Neurons are extremely diverse. There's lots and lots of, you know, the structure, the response, the behavior, how they're connected to things, wild diversity there. But there's some pretty common functional components. There's dendrites.
Those are the places where we're getting gathering input from. Input is some sort of electrical signal, builds up voltage inside the cell. The soma is sort of the cell body.
Once that voltage in the cell body builds up enough, that's going to start creating one of these spikes that's going to go down the axon. And then at the end of the axon, there's going to be a bunch of synapses that will go and connect to the next neurons. And it's going to be that pattern of spikes that is passing information as opposed to the actual shape of individual spikes. That whole process is just controlled by chemical and electrical gradients, and ion channels opening and closing based on the amount of different chemicals, so different neurotransmitters, and based on the electrical gradient, so based on the voltage. These spikes, also known as action potentials, are going to be created just by a positive feedback loop that is going to kick in once the voltage hits a certain level.
That's the threshold. And that's going to produce the spike. It's going to travel down the axon. And it's going to travel a lot better if the neuron has electrical sheathing on it. So it's myelinated.
That spike is going to hit the end of the neuron. It's going to hit the synapse. That's going to release neurotransmitters. And then the neuron has to recover.
It goes into this refractory period to recover a little bit. So it goes back to equilibrium so it can go do it again. Cool.
For more details on that, chapter two of Candle It All. If you want even more details, chapters five through eight have all sorts of fun, more stuff going on about membranes and action potentials and channels and synapses. All sorts of really cool stuff in there. And I do also want to just as a just to start getting people thinking about their projects because again. In this course, there is a final project and it's basically take anything in this course and go do something with it Go implement it and vary something and see how it behaves so I'm going to try at the end of each lecture to sort of here here's some ideas and For this since so much of it was about hey look there are existing computational models out there of different neurons then doing things like taking those models and modifying them in different ways seems like interesting projects.

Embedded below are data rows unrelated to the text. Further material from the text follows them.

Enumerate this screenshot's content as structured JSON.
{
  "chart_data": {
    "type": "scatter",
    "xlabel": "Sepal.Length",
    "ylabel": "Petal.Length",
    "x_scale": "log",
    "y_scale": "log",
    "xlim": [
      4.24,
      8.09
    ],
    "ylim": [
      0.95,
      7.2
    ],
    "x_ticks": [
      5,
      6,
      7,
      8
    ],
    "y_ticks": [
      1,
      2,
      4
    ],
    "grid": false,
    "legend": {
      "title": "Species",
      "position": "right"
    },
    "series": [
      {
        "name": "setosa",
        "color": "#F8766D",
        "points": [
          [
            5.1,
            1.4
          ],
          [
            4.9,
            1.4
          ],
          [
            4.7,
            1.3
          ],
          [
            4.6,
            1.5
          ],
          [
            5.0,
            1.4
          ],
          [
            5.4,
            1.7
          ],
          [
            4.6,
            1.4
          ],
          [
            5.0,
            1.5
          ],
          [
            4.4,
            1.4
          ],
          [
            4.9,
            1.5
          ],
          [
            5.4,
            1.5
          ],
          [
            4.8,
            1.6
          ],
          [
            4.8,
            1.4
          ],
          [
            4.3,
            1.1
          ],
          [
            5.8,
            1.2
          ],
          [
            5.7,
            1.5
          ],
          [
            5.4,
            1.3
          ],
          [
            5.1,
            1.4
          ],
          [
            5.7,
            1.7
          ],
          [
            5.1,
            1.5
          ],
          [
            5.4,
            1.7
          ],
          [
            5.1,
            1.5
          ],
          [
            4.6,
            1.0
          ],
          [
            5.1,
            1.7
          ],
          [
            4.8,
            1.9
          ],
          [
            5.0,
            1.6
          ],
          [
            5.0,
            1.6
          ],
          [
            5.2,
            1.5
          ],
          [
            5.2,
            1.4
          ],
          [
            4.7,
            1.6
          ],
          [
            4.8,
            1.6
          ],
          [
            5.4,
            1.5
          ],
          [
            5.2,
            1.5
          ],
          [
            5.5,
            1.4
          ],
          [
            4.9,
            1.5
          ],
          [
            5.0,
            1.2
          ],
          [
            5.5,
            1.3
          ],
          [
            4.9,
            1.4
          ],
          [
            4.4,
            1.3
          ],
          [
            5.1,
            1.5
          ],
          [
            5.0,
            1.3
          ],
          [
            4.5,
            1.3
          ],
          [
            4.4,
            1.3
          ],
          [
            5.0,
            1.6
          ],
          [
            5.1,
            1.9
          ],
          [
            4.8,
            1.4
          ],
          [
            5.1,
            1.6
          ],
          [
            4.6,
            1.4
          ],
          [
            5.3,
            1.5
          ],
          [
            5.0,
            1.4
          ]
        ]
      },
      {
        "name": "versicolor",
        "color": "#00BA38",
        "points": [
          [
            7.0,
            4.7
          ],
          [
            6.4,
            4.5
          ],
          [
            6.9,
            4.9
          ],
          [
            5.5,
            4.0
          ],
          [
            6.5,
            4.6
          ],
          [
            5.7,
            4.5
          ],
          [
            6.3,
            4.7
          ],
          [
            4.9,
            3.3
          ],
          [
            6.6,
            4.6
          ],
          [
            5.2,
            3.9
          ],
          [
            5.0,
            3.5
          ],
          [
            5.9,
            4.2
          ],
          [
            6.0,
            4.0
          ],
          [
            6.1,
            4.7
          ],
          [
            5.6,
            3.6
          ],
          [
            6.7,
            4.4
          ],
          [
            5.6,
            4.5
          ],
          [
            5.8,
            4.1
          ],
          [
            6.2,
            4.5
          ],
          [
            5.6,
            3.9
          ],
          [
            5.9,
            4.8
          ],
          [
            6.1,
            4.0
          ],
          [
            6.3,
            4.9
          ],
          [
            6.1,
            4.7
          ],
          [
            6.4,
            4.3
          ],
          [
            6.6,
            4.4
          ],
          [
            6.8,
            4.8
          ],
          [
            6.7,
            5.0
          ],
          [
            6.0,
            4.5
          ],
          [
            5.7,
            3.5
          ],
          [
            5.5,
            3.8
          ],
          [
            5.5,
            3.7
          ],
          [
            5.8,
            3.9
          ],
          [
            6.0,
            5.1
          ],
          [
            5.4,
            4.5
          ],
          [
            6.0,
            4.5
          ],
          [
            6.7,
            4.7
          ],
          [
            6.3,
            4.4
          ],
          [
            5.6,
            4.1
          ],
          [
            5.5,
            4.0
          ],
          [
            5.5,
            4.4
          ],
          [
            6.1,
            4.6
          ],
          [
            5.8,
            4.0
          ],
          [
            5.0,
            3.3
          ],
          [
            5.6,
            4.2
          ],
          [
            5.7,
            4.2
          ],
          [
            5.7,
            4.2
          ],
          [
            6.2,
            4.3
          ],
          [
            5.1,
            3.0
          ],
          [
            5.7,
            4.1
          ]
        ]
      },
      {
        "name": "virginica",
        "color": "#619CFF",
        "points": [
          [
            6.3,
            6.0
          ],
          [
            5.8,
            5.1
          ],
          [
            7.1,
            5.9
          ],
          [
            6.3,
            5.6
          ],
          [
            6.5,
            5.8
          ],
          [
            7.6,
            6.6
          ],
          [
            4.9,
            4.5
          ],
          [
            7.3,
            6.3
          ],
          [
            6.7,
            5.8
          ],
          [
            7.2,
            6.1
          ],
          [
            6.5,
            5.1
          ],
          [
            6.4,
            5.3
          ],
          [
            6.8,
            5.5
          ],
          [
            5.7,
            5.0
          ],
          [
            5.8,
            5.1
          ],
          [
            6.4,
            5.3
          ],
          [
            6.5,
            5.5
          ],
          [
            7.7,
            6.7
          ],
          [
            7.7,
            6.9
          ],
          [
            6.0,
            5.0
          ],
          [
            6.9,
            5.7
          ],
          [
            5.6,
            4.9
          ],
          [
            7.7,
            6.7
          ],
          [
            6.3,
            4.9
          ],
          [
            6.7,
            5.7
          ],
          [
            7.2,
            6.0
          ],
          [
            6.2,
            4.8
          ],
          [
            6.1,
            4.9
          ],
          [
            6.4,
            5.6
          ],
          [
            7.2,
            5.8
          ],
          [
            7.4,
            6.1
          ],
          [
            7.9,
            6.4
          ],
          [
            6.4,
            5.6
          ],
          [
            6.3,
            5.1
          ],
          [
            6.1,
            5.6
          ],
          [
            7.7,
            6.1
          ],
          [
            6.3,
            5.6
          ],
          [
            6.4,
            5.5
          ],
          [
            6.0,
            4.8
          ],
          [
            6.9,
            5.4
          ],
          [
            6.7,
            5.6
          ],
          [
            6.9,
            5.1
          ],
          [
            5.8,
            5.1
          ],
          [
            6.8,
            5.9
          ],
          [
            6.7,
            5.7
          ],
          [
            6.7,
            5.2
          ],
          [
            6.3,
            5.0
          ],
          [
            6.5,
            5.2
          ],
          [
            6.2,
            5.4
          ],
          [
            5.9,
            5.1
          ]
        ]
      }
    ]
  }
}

So taking a model of the spike propagation and then putting it in a weird situation, so I don't know it's a really long really thin axon, how does that change the behavior? Taking a look at what level of detail people have modeled the synaptic release process and saying okay well let's model it in more detail, does that change how things, how the behavior works? Let's take maybe there'll be an existing model that we see later in the course of here's a simple little neural circuit but maybe the neurons in that circuit don't model the recovery period particularly well and so hey what happens if you add in those recovery dynamics how does that change the overall system those would all be interesting projects okay that's all we've got for to this lecture next lecture we're going to go on and say okay well this is neurons That was complicated enough.
Now we're going to take a bunch of neurons and connect them together into whole brains and that's just going to add even more complexity in this whole system. So, looking forward to that, and thank you, and we'll see you then.